筑波大学附属病院(病院長:松村明)および茨城県立医療大学付属病院(院長:和田野安良)は、9月30日より、脳卒中患者の歩行能力回復を目的とするロボットスーツ「HAL」(CYBERDYNE株式会社)の治験を始めた。
HALは体に装着することで動きを広げ、改善し、サポートするロボット。利用者の運動意思に対応した微弱な生体電位信号で作動し、身体機能の改善・再生を促進する。
厚生労働省によると、脳卒中は介護が必要になる原因として最も多い疾患。現在、脳卒中患者の歩行障害への治療が行われているが、障害の程度によっては回復に限界があり、社会復帰の妨げとなっている。

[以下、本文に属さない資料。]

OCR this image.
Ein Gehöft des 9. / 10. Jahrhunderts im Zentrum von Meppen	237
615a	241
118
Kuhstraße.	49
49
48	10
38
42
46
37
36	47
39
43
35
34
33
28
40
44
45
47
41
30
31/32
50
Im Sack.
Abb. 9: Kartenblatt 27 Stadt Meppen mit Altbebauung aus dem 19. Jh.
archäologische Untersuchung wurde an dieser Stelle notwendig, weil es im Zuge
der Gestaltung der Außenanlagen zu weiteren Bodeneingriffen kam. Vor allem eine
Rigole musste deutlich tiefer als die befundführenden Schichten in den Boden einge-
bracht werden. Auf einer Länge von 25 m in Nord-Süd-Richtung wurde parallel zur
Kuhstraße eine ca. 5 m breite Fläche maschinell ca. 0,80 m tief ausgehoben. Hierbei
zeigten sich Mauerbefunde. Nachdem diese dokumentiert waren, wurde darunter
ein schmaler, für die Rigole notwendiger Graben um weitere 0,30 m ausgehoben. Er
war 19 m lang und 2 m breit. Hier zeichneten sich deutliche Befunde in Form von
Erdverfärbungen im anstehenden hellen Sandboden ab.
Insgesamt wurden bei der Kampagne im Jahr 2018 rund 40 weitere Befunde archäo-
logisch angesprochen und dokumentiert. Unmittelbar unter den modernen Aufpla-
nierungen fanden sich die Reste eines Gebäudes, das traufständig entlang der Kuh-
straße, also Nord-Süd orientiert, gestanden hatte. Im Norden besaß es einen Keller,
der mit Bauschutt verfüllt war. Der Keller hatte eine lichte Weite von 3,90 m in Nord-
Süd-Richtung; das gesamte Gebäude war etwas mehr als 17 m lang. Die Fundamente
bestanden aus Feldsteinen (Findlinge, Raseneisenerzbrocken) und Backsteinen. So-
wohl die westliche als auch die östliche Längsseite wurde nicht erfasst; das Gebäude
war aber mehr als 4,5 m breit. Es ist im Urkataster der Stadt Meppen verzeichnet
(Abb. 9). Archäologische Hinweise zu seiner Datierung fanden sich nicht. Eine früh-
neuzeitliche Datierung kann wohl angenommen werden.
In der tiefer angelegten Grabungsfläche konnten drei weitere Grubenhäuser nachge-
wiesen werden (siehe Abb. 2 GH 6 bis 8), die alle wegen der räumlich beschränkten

同病院では、2013年より脳卒中患者の歩行障害の新治療を目指した臨床研究を行ってきた。そのなかで歩行障害のある患者にHALを使用したところ、従来の歩行能力回復の限界を超えて、更なる回復を期待させる結果を得た。すでに、HALの両脚タイプは筋ジストロフィーや、筋萎縮性側索硬化症(ALS)といった神経筋難病疾患を対象に医療機器として認可されている。
今後はこれまでの研究成果を基に、国の支援を受けながらCYBERDYNE株式会社と連携し、7施設での治験を予定。HALの脳卒中に対応する医療機器の承認を目指す。